When You Walk Into a Biker Bar in Rural Nebraska

Saturday night I found myself in a podunk, one stoplight town amidst the rolling hills of Northwestern Nebraska. It was the kind of town where my friend and I kept asking each other “what do people do who live here?” And yet we found ourselves hunkering down on a Saturday night to spend the evening. 

We bypassed the two chain hotels – a Best Western and Motel Six, if I recall – and opted for a local inn. The bottom floor was a bar. Most of the patrons we saw were bikers headed to or from Sturgis and local Native Americans.

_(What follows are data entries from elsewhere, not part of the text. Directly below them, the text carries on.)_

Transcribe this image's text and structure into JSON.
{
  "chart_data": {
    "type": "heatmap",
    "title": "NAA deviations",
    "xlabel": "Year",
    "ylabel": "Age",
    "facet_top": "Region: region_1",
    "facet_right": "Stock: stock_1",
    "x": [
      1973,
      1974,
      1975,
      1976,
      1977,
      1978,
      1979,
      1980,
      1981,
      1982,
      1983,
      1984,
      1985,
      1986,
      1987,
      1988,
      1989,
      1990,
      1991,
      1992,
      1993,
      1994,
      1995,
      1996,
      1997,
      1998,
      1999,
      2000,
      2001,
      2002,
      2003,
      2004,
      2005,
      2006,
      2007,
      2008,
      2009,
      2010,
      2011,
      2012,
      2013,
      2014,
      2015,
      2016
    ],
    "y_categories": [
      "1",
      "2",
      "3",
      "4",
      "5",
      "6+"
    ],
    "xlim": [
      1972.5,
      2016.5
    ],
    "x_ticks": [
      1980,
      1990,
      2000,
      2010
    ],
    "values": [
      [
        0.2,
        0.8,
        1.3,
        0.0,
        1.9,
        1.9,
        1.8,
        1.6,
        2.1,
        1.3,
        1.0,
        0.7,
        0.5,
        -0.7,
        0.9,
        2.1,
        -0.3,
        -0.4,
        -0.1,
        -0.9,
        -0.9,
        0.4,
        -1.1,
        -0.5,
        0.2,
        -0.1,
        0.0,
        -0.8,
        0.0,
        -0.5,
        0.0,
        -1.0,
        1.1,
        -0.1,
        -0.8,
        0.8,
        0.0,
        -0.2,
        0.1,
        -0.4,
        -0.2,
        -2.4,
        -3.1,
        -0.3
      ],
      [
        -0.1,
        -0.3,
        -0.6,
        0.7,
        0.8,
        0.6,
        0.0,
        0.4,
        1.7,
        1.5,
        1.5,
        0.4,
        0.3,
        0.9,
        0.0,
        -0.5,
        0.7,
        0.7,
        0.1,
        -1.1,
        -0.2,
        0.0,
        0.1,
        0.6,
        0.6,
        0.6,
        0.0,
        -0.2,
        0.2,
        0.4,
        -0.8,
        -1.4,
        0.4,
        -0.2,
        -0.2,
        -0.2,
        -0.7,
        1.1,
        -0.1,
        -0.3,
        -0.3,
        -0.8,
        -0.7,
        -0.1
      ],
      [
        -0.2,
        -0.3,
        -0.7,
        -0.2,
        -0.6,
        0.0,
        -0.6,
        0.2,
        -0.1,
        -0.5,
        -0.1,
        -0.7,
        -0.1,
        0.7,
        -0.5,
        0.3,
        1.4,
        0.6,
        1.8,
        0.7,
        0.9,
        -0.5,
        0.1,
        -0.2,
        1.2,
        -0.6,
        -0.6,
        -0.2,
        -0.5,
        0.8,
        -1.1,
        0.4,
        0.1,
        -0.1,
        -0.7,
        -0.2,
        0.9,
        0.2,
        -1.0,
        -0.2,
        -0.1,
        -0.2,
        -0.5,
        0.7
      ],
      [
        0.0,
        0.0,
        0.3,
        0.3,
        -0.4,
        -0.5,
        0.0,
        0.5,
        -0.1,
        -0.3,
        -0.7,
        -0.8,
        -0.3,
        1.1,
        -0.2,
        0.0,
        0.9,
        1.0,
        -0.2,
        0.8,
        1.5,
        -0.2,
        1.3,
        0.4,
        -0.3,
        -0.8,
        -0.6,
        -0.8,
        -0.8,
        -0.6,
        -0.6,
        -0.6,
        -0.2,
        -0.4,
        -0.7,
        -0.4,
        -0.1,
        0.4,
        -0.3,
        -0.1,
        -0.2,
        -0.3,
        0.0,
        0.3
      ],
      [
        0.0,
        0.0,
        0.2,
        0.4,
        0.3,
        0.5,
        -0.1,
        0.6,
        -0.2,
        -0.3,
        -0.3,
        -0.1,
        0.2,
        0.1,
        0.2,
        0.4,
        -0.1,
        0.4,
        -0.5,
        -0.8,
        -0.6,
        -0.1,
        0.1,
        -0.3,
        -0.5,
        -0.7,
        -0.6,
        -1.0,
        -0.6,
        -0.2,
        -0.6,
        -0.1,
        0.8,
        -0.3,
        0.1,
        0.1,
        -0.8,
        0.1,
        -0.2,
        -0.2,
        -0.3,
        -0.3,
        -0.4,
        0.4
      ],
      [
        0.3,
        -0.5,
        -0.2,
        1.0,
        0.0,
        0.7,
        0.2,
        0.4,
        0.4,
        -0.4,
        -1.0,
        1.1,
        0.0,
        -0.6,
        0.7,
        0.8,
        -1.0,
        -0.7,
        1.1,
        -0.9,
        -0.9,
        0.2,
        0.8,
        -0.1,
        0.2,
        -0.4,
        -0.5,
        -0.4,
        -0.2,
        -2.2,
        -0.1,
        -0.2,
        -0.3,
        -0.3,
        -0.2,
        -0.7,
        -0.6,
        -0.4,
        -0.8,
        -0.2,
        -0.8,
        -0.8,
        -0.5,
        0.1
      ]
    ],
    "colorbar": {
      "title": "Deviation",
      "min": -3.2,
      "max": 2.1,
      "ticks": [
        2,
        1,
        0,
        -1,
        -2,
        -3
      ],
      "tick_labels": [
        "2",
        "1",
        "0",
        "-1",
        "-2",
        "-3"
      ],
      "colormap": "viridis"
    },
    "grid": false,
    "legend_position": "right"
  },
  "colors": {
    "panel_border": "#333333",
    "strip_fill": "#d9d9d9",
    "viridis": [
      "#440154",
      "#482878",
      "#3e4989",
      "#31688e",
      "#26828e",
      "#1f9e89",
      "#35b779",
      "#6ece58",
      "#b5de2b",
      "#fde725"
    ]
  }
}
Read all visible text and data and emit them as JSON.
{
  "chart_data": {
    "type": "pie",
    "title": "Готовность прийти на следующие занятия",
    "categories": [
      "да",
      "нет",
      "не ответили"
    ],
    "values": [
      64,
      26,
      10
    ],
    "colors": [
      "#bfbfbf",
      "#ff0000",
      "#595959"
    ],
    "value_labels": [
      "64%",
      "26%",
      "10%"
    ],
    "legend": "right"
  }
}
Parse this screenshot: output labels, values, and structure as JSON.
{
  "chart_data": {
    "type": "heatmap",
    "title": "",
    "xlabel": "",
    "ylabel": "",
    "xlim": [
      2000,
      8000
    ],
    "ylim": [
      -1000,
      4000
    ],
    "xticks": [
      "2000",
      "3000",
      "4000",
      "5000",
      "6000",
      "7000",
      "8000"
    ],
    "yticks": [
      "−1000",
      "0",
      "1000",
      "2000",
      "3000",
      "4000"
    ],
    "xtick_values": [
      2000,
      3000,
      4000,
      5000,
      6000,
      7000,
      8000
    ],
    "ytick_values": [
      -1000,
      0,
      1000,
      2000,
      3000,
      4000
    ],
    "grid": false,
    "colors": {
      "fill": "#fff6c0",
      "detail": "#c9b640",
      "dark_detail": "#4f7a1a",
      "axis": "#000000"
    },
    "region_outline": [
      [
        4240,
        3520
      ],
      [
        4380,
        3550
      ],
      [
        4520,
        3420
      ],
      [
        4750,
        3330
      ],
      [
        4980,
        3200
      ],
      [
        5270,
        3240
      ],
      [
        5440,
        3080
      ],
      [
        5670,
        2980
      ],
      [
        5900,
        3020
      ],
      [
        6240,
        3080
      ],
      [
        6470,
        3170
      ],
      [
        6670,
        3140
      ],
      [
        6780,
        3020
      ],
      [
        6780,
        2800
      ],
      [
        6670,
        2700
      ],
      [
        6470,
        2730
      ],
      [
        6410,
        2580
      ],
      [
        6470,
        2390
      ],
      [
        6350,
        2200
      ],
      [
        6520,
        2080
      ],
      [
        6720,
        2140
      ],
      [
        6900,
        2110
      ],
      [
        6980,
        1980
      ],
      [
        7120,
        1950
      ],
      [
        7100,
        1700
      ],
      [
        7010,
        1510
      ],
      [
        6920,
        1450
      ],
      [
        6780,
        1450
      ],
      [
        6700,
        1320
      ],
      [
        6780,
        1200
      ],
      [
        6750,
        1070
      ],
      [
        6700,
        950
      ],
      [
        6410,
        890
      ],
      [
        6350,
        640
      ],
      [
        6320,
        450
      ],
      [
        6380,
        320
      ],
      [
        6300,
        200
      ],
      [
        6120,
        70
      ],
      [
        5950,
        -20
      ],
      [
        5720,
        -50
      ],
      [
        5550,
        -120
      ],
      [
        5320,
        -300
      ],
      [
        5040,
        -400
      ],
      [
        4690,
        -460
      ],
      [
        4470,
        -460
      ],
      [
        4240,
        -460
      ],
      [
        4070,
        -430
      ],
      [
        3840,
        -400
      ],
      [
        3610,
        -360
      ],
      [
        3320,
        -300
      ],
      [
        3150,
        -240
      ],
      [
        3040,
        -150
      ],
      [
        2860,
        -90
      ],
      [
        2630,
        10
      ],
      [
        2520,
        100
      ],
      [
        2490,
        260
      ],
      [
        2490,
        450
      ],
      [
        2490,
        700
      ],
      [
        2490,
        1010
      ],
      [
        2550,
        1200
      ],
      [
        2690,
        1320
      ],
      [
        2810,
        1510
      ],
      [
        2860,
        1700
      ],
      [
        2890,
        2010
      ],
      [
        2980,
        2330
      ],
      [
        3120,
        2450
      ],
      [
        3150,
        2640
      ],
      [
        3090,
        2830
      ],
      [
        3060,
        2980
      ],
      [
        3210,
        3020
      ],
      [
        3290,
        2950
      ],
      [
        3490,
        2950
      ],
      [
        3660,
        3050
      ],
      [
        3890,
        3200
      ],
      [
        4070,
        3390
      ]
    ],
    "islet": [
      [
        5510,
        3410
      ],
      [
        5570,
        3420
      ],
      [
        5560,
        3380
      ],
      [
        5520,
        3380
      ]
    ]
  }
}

This was the kind of place where the wall of liquor was filled with dusty bottles because everyone here drinks beer. (And maybe the occasional shot of Jack Daniels.) Checking in, we signed a register – remember those? – and were each given a drink on the house. It was like stepping back in time.

We walked up the two flights of stairs to the third floor, wooden floor boards creaking every step of the way. The rooms were wood paneled, the art kitschy and it looked as if nothing in the place had changed in at least 30 years. We dropped our bags and headed downstairs to claim our free drink.

We met the owner, who had an innkeeper’s knack for conversation. Where are you from? What brings you to our small town? Where are you headed? The normal conversation you have in a small town when you have nowhere to be and you aren’t in a hurry.

After she got us taken care of, she moved over to a corner of the bar where she pulled out a spinning wheel and started spinning thread. I had just read an article in the July issue of National Geographic about how Gandhi encouraged his followers to spin their own thread as a basis for Indian freedom from British rule. I asked her if she knew that tidbit about Gandhi, and her eyes lit up and we launched into a conversation about Gandhi, mediation, Martin Luther King and Jesus. 

Meanwhile, her 90-year old mother had entered the bar and my friend started talking to her. We found out that as a young woman, she was a real life “Rosie the Riveter,” drilling the holes on the leading wing of B-29s for the riveters to put the rivets in the wing. When she opened the Inn in the early ‘60s, she was the first woman in their city to apply for a liquor license and had spent years working against “the establishment.” Along the way, she befriended the local Sioux, welcoming them into her bar and treating them as friends, to the point where they made her an honorary member of the tribe. 

We left to grab some dinner at the place across the street, and I said to my friend as we marvelled about the conversations we had just had, “Funny, you’d never guess it, but that place is holy ground.” Unbeknownst to us, we had walked into a place that, just below the surface, was full of Spirit. Just below the surface, there was a desire to live deeply in the now, there were actions for justice, there were struggles for equality. 

Something I’ve come to learn about myself is that while I’m a raging extrovert, it’s not the party that I’m always looking for. Rather, I want to go deep. I want to go below the surface and hear what’s really going on. I want to create a space, wherever I go, that allows for people to open up and feel safe revealing their true selves. But in the hustle and bustle of “real life,” it’s difficult. It takes intention and the skill to ask good questions. Mostly it takes time. It means not being in a rush to get off to the next place. But I’ve learned that this space is where I feel most alive.

And I don’t think I’m unique in this. I think all of us long for true, deep interaction with people. But we don’t know where to begin. All I’d say is begin where you are. Try out a question. Ask somebody something beyond “how’s the weather,” and “what about the Cubs,” and see where it goes. Not everyone is open to this and you’ll know almost immediately when someone has their guard up. But more often than you think, if you really lean in, people want to talk about their lives and have more than surface conversation.

So, may you this week find holy ground in unexpected places like an odd little biker bar Inn in podunk, Nebraska.